恋愛は人に頼るな



※どこにも着地しません!夢主が焦るだけ。
※しかも柚葉ちゃんと喋らない。

 すごく、すごく、すごく気まずい。八戒が勘違いしている。私の伝え方が悪かった。「強くてカッコよくて自分よりも強い相手に立ち向かえて、私のことを守ってくれそうな人」。照れくさくてぼかしたのがいけなかったよ。もともと自分だけで解決したかったのに八戒にバレたのが決行の2週間前である。つうかあの、10年来の付き合いを過信した。
 8月の初週の日曜日には武蔵祭りがある。私はそこで一大イベント、告白を敢行する予定なのだ。何日も前から着る浴衣や髪飾りを決めて、シミュレーションをした。私は彼女の好きなところをいっぱい並べる練習を入念にしてさっさとベッドに入った。胸がどきどき鳴ってうるさくなってきたから熱を逃すように窓を開けて寝た。
 そして、お祭り当日の集合時間15分前に、私は今まで無視してきた小さな違和感の正体に気づいた。なんとなく八戒と話が噛み合っていなかったことに。
 今日は八戒が私と柚葉ちゃんを二人きりにして時間を作ってくれるという段取りなのだが、八戒がなんと事前に相手に探りを入れるというファインプレーをしたようで、いける!と文字通り背中を押されてしまった。しかし、一方で私は頭に庭園を持っているほど楽観はしていなかったから、ここで哀しくも冷静になって「そんなことある?」と聞き返してしまった。私が好きなの、あんたの姉ちゃんだよ。勝率ほぼないと思う。ホームランバーのほうがまだ当たると思う。八戒はサムズアップを作ってなまえかわいいし大丈夫などと言っていたが、今考えると別の誰かに探りを入れて好感触があったかもしれなくてかなりやばい。
 八戒と柚葉ちゃん、三ツ谷くんとその妹たちを遠目に見つけたとき、私の懸念は確信になってしまった。普段から集まっているメンバーだから何もおかしくはない。……やっぱり三ツ谷くんか。三ツ谷くんもカッコいいもんな!

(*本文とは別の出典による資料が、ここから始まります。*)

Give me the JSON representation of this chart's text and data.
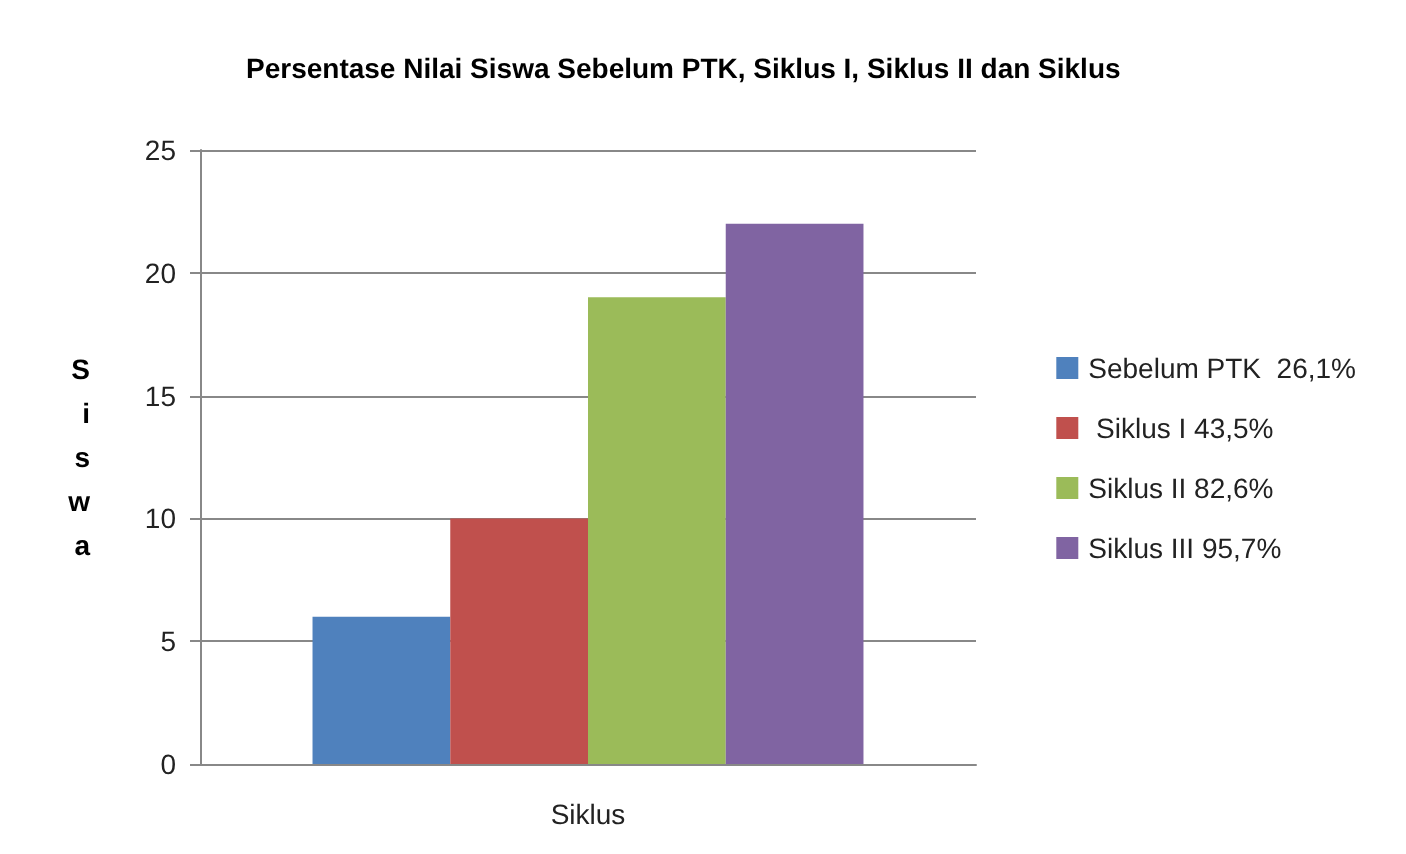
{
  "chart_data": {
    "type": "bar",
    "title": "Persentase Nilai Siswa Sebelum PTK, Siklus I, Siklus II dan Siklus",
    "ylabel": "Siswa",
    "xlabel": "Siklus",
    "categories": [
      null
    ],
    "series": [
      {
        "name": "Sebelum PTK  26,1%",
        "color": "#4f81bd",
        "values": [
          6
        ]
      },
      {
        "name": " Siklus I 43,5%",
        "color": "#c0504d",
        "values": [
          10
        ]
      },
      {
        "name": "Siklus II 82,6%",
        "color": "#9bbb59",
        "values": [
          19
        ]
      },
      {
        "name": "Siklus III 95,7%",
        "color": "#8064a2",
        "values": [
          22
        ]
      }
    ],
    "ylim": [
      0,
      25
    ],
    "yticks": [
      0,
      5,
      10,
      15,
      20,
      25
    ],
    "grid": "y",
    "legend": "right"
  }
}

 向こうがこちらに気づいていないのを確認して私はなんともない感じで、待ち合わせ場所から離れた。汚いのを若干気にしつつ、躊躇っている暇は無いと一番近くの仮設トイレに飛びこんだ。一行書いてから指がボタンのうえを彷徨って埒があかないから全部消した。考えうる限り一番簡素な文面で八戒を呼び出す。トイレから出て彼を待った。すぐに彼はやってきた。
「何、作戦変更?」
「そうじゃないんだけど」
 もっと大きな、根幹に関わってくることなんだけど。私は半泣きだ。
「そういえば、姉ちゃん、今日のこと知らなかったんだけど」
「言ったの!?」
「姉ちゃんの協力もあったほうが上手く進むだろ。それに知ってるもんだと思ってたし」
 これはぼかした私がわるいのだ。柚葉ちゃんに告る勇気をこの日まで取っておいた私が。
「もしかしてなんだけど、協力してもらってとてもありがたいんだけど、八戒が呼んでくれる人は……柚葉ちゃんで合ってる?」 
「え?」
 八戒がフリーズした。これは理解してもらうのに結構かかりそうだ。